Research output: Contribution to journalArticlepeer-review

6 Citations (Scopus)

Abstract

Tea is a popular beverage which can offer numerous benefits to human health and support the local economy. There is an increasing demand for accurate and rapid tea quality evaluation methods to ensure that the quality and safety of tea products meet the customers’ expectations. Advanced sensing technologies in combination with deep learning (DL) offer significant opportunities to enhance the efficiency and accuracy for tea quality evaluation. This review aims to summarize the application of DL technologies for tea quality assessment in three stages: cultivation, tea processing, and product evaluation. Various state-of-the-art sensing technologies (e.g., computer vision, spectroscopy, electronic nose and tongue) have been used to collect key data (images, spectral signals, aroma profiles) from tea samples. By utilizing DL models, researchers are able to analyze a wide range of tea quality attributes, including tea variety, geographical origin, quality grade, fermentation stage, adulteration level, and chemical composition. The findings from this review indicate that DL, with its end-to-end analytical capability and strong generalization performance, can serve as a powerful tool to support various sensing technologies for accurate tea quality detection. However, several challenges remain, such as limited sample availability for data training, difficulties for fusing data from multiple sources, and lack of interpretability of DL models.

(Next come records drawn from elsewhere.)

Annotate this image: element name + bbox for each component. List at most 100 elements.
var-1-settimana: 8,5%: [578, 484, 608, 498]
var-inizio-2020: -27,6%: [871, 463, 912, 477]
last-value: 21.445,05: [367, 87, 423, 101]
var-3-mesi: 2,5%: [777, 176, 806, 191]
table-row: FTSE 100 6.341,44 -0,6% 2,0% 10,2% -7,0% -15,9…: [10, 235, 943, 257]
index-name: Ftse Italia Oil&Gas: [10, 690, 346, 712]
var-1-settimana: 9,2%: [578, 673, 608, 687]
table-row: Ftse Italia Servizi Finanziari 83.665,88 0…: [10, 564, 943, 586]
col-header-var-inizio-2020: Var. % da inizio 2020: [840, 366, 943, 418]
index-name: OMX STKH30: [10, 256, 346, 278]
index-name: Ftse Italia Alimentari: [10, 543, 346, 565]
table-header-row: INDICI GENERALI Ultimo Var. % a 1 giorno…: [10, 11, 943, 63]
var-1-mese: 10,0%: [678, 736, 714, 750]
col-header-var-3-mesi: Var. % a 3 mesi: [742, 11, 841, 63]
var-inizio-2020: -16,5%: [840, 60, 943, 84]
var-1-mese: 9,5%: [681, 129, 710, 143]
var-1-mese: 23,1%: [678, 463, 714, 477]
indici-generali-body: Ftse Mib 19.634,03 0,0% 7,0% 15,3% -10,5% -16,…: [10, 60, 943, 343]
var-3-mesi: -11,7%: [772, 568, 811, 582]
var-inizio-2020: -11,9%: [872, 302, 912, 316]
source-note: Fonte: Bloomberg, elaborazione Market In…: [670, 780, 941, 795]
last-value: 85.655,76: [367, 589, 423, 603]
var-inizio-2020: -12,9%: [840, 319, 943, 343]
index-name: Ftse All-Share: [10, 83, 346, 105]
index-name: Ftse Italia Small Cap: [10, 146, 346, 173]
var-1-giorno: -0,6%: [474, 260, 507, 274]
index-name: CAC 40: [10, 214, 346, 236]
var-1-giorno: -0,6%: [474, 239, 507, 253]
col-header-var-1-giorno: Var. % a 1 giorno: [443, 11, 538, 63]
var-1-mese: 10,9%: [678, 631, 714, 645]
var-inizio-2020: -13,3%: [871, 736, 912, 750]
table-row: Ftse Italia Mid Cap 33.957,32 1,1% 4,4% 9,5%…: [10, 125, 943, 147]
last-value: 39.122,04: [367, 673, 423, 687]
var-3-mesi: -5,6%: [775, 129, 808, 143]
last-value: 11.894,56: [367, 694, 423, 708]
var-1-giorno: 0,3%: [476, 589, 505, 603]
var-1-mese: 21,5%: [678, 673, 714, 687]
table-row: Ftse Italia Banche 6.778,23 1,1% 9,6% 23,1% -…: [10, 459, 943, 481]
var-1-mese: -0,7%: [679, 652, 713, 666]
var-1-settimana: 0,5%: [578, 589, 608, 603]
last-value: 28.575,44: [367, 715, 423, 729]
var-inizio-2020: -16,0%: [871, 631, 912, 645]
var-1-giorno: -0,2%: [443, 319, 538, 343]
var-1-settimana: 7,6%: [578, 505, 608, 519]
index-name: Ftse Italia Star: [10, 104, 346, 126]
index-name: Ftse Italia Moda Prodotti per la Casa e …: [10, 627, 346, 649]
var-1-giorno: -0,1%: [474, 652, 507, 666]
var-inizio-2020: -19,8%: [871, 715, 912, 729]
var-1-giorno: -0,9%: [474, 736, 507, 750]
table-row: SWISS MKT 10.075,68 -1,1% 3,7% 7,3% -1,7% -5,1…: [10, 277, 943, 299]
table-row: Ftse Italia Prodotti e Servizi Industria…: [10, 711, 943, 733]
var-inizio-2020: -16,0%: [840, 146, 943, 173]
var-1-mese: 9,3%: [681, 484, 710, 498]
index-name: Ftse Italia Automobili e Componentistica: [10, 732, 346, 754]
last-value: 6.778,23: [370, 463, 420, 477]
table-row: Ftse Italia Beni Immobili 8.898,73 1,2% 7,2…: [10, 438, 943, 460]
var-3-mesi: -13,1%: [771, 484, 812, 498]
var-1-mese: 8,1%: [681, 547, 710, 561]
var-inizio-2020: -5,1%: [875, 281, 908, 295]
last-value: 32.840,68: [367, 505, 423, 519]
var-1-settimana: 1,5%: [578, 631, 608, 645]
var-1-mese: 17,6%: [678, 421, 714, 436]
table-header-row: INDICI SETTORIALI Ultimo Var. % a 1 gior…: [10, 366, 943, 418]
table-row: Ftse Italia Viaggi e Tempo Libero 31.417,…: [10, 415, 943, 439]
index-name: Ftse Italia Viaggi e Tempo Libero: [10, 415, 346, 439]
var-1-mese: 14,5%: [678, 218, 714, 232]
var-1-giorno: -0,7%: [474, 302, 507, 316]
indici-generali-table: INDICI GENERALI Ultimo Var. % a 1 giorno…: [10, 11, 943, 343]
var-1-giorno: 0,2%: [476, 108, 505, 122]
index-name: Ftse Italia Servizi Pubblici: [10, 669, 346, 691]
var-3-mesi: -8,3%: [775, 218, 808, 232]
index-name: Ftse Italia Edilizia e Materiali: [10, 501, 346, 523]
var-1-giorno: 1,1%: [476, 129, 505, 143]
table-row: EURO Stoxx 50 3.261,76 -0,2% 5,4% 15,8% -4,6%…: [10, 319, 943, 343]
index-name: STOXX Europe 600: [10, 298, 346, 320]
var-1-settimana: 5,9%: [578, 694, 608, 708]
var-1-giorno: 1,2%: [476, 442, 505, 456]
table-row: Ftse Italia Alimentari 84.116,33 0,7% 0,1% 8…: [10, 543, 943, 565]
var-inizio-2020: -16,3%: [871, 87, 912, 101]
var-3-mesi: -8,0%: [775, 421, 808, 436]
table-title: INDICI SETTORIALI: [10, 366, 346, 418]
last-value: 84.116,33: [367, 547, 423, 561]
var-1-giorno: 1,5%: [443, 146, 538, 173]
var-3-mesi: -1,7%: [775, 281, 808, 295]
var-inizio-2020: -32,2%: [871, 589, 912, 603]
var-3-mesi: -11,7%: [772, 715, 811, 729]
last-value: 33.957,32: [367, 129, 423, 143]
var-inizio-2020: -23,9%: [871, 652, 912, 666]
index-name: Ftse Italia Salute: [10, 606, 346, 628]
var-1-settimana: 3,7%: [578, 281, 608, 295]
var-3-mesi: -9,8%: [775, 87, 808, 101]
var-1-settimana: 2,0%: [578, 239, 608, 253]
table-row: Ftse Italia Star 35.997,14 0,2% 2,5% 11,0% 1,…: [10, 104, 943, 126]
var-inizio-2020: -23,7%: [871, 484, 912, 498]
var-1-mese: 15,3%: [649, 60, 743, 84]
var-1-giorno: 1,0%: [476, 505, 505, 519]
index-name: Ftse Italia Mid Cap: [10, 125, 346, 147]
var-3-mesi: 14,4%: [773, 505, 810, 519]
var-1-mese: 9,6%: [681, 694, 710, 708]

To this end, this review proposes potential solutions and future studies to address these issues, providing practical considerations for tea industry to effectively uptake new technologies and to support the development of the tea industry.
Original languageEnglish (Ireland)
Article number342
JournalArtificial Intelligence Review
Volume58
Issue number11
Publication statusPublished - Nov 2025

UN SDGs

This output contributes to the following UN Sustainable Development Goals (SDGs)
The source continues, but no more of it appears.